Der Nachtmahr

Langsam trat der in Leder gekleidete Mann in den Schein des Feuers. Er hielt die Hände sichtbar vor sich ausgestreckt und zeigte damit, dass er keine bösen Absichten hatte.

„Frieden! Habt ihr etwas dagegen, wenn ich mich zu euch setze?“

Die Menschen am Feuer betrachteten ihn halb misstrauisch und halb neugierig. Sie hatten ihn und sein Pferd schon beim Näherkommen gehört und verstohlen nach ihren Waffen gegriffen. Doch der Mann in den Ledersachen wirkte tatsächlich nicht bedrohlich, obwohl er bewaffnet war. Er mochte vielleicht dreißig Jahre alt sein und trug sein dunkles Haar lang und offen.
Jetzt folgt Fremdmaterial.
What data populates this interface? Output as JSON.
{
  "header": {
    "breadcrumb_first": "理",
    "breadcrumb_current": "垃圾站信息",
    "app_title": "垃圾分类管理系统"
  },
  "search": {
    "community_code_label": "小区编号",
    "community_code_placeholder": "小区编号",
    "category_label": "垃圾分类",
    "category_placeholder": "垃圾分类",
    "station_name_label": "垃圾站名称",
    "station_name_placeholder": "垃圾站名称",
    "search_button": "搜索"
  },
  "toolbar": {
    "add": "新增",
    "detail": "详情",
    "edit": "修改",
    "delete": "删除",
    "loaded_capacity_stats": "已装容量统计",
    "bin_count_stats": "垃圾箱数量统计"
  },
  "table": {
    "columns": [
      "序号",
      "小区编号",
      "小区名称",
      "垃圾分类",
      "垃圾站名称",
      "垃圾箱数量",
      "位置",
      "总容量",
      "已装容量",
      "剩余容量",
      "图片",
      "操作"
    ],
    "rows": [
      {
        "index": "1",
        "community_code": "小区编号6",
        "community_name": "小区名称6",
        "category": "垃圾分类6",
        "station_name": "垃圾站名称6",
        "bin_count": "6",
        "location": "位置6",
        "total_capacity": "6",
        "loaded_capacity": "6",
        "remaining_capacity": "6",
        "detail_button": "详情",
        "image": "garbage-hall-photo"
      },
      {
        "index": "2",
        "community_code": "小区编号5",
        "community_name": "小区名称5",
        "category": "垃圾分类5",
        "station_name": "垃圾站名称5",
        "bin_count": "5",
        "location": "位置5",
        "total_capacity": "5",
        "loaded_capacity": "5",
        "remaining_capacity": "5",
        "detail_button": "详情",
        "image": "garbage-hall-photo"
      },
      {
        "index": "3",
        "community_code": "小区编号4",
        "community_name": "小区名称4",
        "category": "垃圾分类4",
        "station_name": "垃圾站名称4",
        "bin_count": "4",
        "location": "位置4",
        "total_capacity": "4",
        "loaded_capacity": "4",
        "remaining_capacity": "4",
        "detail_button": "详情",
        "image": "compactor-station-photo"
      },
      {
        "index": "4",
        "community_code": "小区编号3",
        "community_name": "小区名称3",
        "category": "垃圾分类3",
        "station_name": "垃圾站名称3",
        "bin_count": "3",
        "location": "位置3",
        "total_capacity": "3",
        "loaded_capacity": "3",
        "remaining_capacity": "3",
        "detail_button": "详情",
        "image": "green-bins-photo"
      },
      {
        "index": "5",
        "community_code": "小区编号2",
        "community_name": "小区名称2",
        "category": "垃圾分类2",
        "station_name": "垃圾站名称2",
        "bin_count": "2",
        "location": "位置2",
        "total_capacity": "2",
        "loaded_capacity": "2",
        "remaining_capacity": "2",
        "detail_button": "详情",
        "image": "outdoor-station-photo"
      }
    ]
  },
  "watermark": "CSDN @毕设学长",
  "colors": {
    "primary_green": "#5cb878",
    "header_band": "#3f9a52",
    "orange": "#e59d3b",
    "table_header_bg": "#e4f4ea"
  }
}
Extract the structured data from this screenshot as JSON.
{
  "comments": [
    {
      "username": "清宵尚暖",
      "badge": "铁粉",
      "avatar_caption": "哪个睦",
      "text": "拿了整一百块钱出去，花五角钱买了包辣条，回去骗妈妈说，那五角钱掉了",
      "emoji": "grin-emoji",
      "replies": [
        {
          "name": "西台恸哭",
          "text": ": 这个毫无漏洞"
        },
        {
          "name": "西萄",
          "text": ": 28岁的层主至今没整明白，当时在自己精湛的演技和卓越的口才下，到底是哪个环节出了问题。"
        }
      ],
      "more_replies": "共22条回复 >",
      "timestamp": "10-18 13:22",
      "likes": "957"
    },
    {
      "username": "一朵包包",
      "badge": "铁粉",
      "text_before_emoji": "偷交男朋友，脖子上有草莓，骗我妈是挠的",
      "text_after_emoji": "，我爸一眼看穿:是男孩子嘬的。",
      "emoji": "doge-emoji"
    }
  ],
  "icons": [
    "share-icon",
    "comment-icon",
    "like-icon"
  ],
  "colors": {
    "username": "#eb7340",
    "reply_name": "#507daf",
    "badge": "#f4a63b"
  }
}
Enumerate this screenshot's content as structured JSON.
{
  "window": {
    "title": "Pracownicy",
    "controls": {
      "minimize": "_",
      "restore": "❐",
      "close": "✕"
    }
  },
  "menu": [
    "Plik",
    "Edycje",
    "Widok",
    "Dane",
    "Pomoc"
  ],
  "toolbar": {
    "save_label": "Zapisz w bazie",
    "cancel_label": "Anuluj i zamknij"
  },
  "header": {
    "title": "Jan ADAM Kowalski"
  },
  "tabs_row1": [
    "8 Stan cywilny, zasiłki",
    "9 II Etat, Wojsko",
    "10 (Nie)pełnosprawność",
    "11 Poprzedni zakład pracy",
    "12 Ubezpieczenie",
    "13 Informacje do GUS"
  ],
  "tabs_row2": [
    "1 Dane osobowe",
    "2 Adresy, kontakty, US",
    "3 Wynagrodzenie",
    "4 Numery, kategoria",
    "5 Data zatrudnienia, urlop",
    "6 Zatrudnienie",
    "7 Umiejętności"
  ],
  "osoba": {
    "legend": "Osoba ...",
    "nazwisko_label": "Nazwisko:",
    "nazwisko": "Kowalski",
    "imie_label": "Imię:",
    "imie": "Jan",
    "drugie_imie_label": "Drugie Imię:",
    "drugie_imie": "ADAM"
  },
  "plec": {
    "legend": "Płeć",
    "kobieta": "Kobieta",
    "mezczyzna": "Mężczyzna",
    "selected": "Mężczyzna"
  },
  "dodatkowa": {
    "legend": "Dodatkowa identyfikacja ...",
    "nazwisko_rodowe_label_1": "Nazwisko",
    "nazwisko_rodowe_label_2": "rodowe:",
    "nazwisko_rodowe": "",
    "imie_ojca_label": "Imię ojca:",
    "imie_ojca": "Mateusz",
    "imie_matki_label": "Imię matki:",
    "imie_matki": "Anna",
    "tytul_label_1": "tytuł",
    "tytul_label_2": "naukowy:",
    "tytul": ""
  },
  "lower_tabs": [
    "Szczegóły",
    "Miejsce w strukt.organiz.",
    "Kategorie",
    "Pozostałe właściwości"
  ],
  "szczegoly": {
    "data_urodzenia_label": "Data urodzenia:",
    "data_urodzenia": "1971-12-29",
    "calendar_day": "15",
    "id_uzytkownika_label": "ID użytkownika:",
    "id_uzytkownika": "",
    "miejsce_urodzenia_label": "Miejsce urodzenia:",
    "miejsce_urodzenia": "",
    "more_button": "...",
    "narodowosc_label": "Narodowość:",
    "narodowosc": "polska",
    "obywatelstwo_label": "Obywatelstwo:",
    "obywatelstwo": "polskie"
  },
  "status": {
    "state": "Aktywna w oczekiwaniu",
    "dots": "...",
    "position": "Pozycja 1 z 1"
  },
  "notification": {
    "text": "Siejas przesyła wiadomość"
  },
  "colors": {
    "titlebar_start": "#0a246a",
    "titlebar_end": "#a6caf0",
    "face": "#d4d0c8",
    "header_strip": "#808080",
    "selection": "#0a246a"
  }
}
Lediglich die Schläfenhaare waren zu dünnen Zöpfen geflochten und im Nacken zusammengebunden. Seine Kleidung aus feinem, weichem Hirschleder kennzeichnete ihn gleich als einen der Waldläufer, die es in den großen Wäldern im Norden immer wieder gab. Auch der meisterhaft gearbeitete Bogen, den er über der Schulter trug, legte den Schluss nahe, dass er Jäger war.

„Wohlan. Setzt euch, Waldläufer. Ihr könnt für die Nacht unser Lager teilen, wenn ihr mögt“, lud ihn der Anführer der Karawane bereitwillig ein. Mit einem feinen Lächeln bedankte sich der Waldläufer bei ihm.

„Habt Dank. Das nehme ich gerne an. Ich habe noch eine Hirschkeule hinter dem Sattel. Vielleicht kann ich damit zum Abendmahl beitragen.“

„Nur zu gerne! Frisches Fleisch haben wir seit Lauenthal nicht mehr gesehen“, grinste eine junge Frau und erhob sich, um ihm das angebotene Wildbret abzunehmen.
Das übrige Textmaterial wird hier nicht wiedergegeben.